Bu durumdaki insanlar vücutlarının o tarafında neler olduğunu görmüyor gibidir. Fark etmesi tuhaf bir şeydir ama ihmal sendromlu bir hastayla konuşurken ya da onu gözlemlerken hissettiğiniz duygudur.

Some figure

Gerçek şu ki söz konusu görüş alanının önündeki uyaranı mükemmel bir şekilde algılayabilirler. Sorun daha ziyade dikkatleriyle ilgilidir. Vücutlarının o kısmına hiç dikkat etmezler. Sanki sol tarafları var olmayı bırakmış gibidir. Ama dikkatlerini o tarafa odakladıklarında, onları mükemmel bir şekilde algılamaya başlarlar. Ne tür bir uyaran olduğu önemli değil, farkındadırlar.

Bildiğimiz gibi, beynimizde iki farklı hemisfer vardır. Bu yarıkürelerden biri beyin hasarından muzdarip olduğunda, özellikle etkilenen bir şey vücudunuzun zarar görmüş yarıkürenin karşı tarafında bulunan kısmıdır. Yani, vücudunuzun kontrasepsiyonel veya zıt kısımlarını etkiler.
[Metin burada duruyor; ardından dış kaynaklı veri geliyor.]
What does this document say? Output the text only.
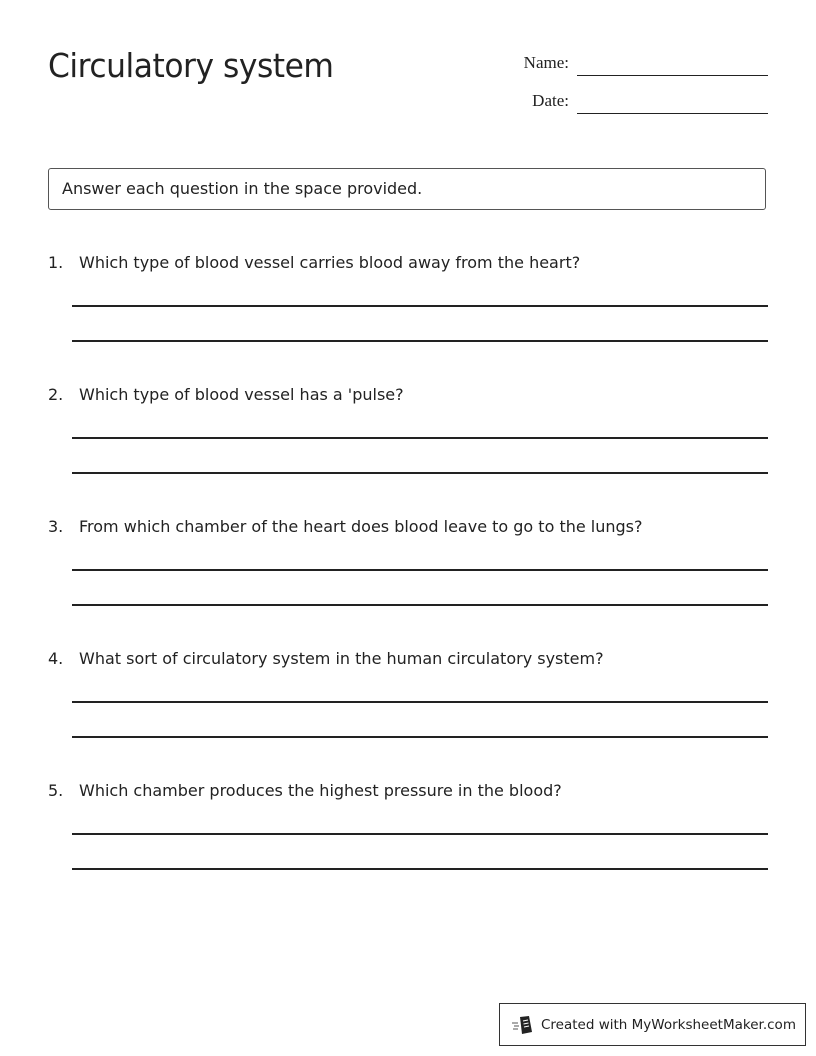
Circulatory system	Name:
Date:
Answer each question in the space provided.
1. Which type of blood vessel carries blood away from the heart?
2. Which type of blood vessel has a 'pulse?
3. From which chamber of the heart does blood leave to go to the lungs?
4. What sort of circulatory system in the human circulatory system?
5. Which chamber produces the highest pressure in the blood?
Created with MyWorksheetMaker.com
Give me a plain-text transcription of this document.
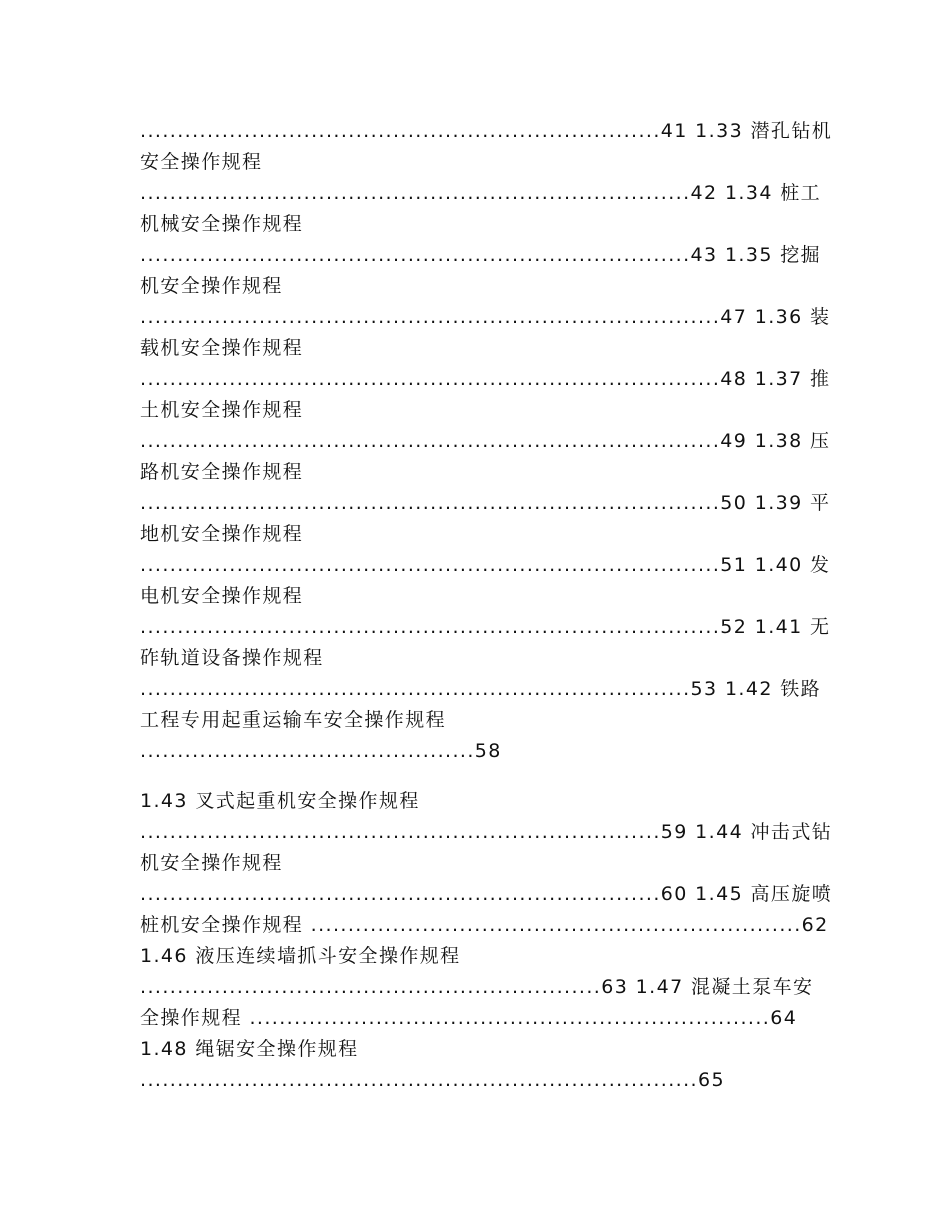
......................................................................41 1.33 潜孔钻机
安全操作规程
..........................................................................42 1.34 桩工
机械安全操作规程
..........................................................................43 1.35 挖掘
机安全操作规程
..............................................................................47 1.36 装
载机安全操作规程
..............................................................................48 1.37 推
土机安全操作规程
..............................................................................49 1.38 压
路机安全操作规程
..............................................................................50 1.39 平
地机安全操作规程
..............................................................................51 1.40 发
电机安全操作规程
..............................................................................52 1.41 无
砟轨道设备操作规程
..........................................................................53 1.42 铁路
工程专用起重运输车安全操作规程
.............................................58
1.43 叉式起重机安全操作规程
......................................................................59 1.44 冲击式钻
机安全操作规程
......................................................................60 1.45 高压旋喷
桩机安全操作规程 ..................................................................62
1.46 液压连续墙抓斗安全操作规程
..............................................................63 1.47 混凝土泵车安
全操作规程 ......................................................................64
1.48 绳锯安全操作规程
...........................................................................65
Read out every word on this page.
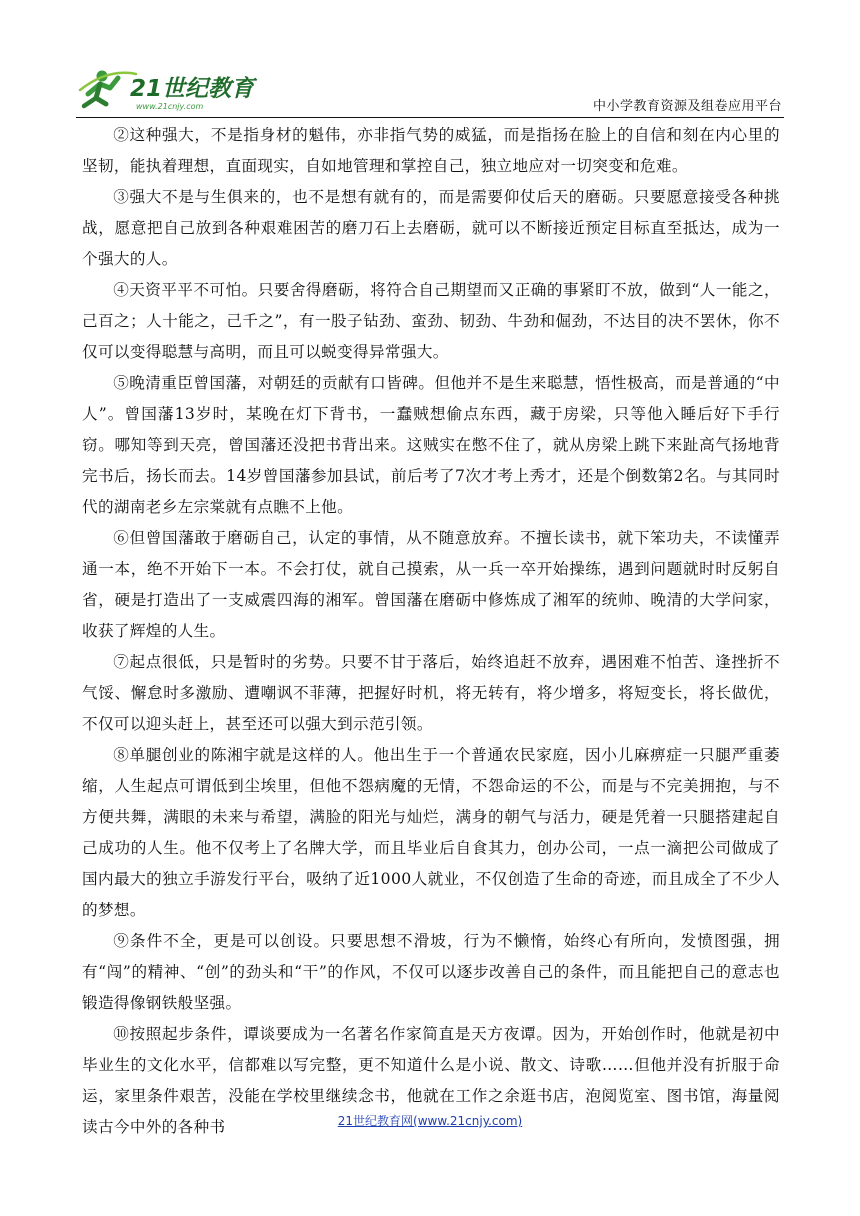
21世纪教育
www.21cnjy.com	中小学教育资源及组卷应用平台

②这种强大，不是指身材的魁伟，亦非指气势的威猛，而是指扬在脸上的自信和刻在内心里的坚韧，能执着理想，直面现实，自如地管理和掌控自己，独立地应对一切突变和危难。

③强大不是与生俱来的，也不是想有就有的，而是需要仰仗后天的磨砺。只要愿意接受各种挑战，愿意把自己放到各种艰难困苦的磨刀石上去磨砺，就可以不断接近预定目标直至抵达，成为一个强大的人。

④天资平平不可怕。只要舍得磨砺，将符合自己期望而又正确的事紧盯不放，做到“人一能之，己百之；人十能之，己千之”，有一股子钻劲、蛮劲、韧劲、牛劲和倔劲，不达目的决不罢休，你不仅可以变得聪慧与高明，而且可以蜕变得异常强大。

⑤晚清重臣曾国藩，对朝廷的贡献有口皆碑。但他并不是生来聪慧，悟性极高，而是普通的“中人”。曾国藩13岁时，某晚在灯下背书，一蠢贼想偷点东西，藏于房梁，只等他入睡后好下手行窃。哪知等到天亮，曾国藩还没把书背出来。这贼实在憋不住了，就从房梁上跳下来趾高气扬地背完书后，扬长而去。14岁曾国藩参加县试，前后考了7次才考上秀才，还是个倒数第2名。与其同时代的湖南老乡左宗棠就有点瞧不上他。

⑥但曾国藩敢于磨砺自己，认定的事情，从不随意放弃。不擅长读书，就下笨功夫，不读懂弄通一本，绝不开始下一本。不会打仗，就自己摸索，从一兵一卒开始操练，遇到问题就时时反躬自省，硬是打造出了一支威震四海的湘军。曾国藩在磨砺中修炼成了湘军的统帅、晚清的大学问家，收获了辉煌的人生。

⑦起点很低，只是暂时的劣势。只要不甘于落后，始终追赶不放弃，遇困难不怕苦、逢挫折不气馁、懈怠时多激励、遭嘲讽不菲薄，把握好时机，将无转有，将少增多，将短变长，将长做优，不仅可以迎头赶上，甚至还可以强大到示范引领。

⑧单腿创业的陈湘宇就是这样的人。他出生于一个普通农民家庭，因小儿麻痹症一只腿严重萎缩，人生起点可谓低到尘埃里，但他不怨病魔的无情，不怨命运的不公，而是与不完美拥抱，与不方便共舞，满眼的未来与希望，满脸的阳光与灿烂，满身的朝气与活力，硬是凭着一只腿搭建起自己成功的人生。他不仅考上了名牌大学，而且毕业后自食其力，创办公司，一点一滴把公司做成了国内最大的独立手游发行平台，吸纳了近1000人就业，不仅创造了生命的奇迹，而且成全了不少人的梦想。

⑨条件不全，更是可以创设。只要思想不滑坡，行为不懒惰，始终心有所向，发愤图强，拥有“闯”的精神、“创”的劲头和“干”的作风，不仅可以逐步改善自己的条件，而且能把自己的意志也锻造得像钢铁般坚强。

⑩按照起步条件，谭谈要成为一名著名作家简直是天方夜谭。因为，开始创作时，他就是初中毕业生的文化水平，信都难以写完整，更不知道什么是小说、散文、诗歌……但他并没有折服于命运，家里条件艰苦，没能在学校里继续念书，他就在工作之余逛书店，泡阅览室、图书馆，海量阅读古今中外的各种书	21世纪教育网(www.21cnjy.com)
Sağ taraf zarar gördüğünde, etkileri sol taraf hisseder

Bu yüzden, eğer hasar sağ yarıkürede meydana gelirse, vücudunuzun en çok etkilenen kısmı muhtemelen sol taraf olacaktır. Diğer taraftan, eğer hasar sol yarımkürede gerçekleşirse, vücudunuzun sağ tarafını etkileyecektir. Bu bedensel etkiler, diğer şeylerin yanı sıra hemiparezi (kısmi felç) ile hemipleji (tam felç) arasında değişebilir.

Some figure
Hemineglect normalde sağ yarı küreye bağlı beyin hasarı ile olur. Ya da en azından bu daha yaygındır. Bu, vücudun sol tarafını etkileyeceği anlamına gelir. Sendromu yaşayan kişinin sanki artık yokmuş gibi dikkat etmeyi bırakacağı taraftır bu. Sola dönmeyecek ve o bölgeden gelen herhangi bir uyarana cevap vermeyecektir.

Hemineglect sendromlu hastalar sadece dikkatlerini daha sağlıklı beyin yarı küreleri ile kontrol ettikleri tarafa odaklarlar. Çoğu zaman, bu sağ taraftır. Bu hastaların, onlara soldan konuştuğunuzda sizi dinlemiyormuş gibi davranması yaygındır. Ama aynı şeyleri bu kez sağ taraftan söylerseniz, size tepki vereceklerdir.

Hemineglect tedavisi söz konusu olduğunda telafi stratejileri çok etkilidir

“Ah, seni görmedim! Çok üzgünüm! ”Bu tür bir şey olduğunda en yaygın tepki budur. Bu yüzden nöropsikolojinin yaptığı şeylerden biri, bu hastaların tamamen “zarar görmüş” dikkatleri üzerinde çalışmaktır. Peki bunu nasıl yapıyorlar? Hasarın karşı tarafındaki yarı küreye dikkatlerini yeniden yönlendirerek.

Some figure

Ayrıca bu sorunu yaşadıklarına dair farkındalıklarını arttırmak zorundasınız. Bunun nedeni hemineglect sendromunun anosognozi yani hastalığının farkında olmama durumuyla birlikte gelmesidir.

İşte bu yüzden sorunlarının farkında olmalarına yardımcı olmanız gerek. Böylelikle, aradıklarını bulamadıklarında telafi edebilecek ve kendi rehberleri haline gelebilecekler. Bulamayacakları şey muhtemelen sol taraflarında, “var olmayı bırakmış” taraflarındadır.

Bu metin yalnızca bilgilendirme amaçlı sunulmuştur ve bir profesyonelle görüşmeyi yerine geçmez. Şüpheleriniz varsa, uzmanınıza danışın.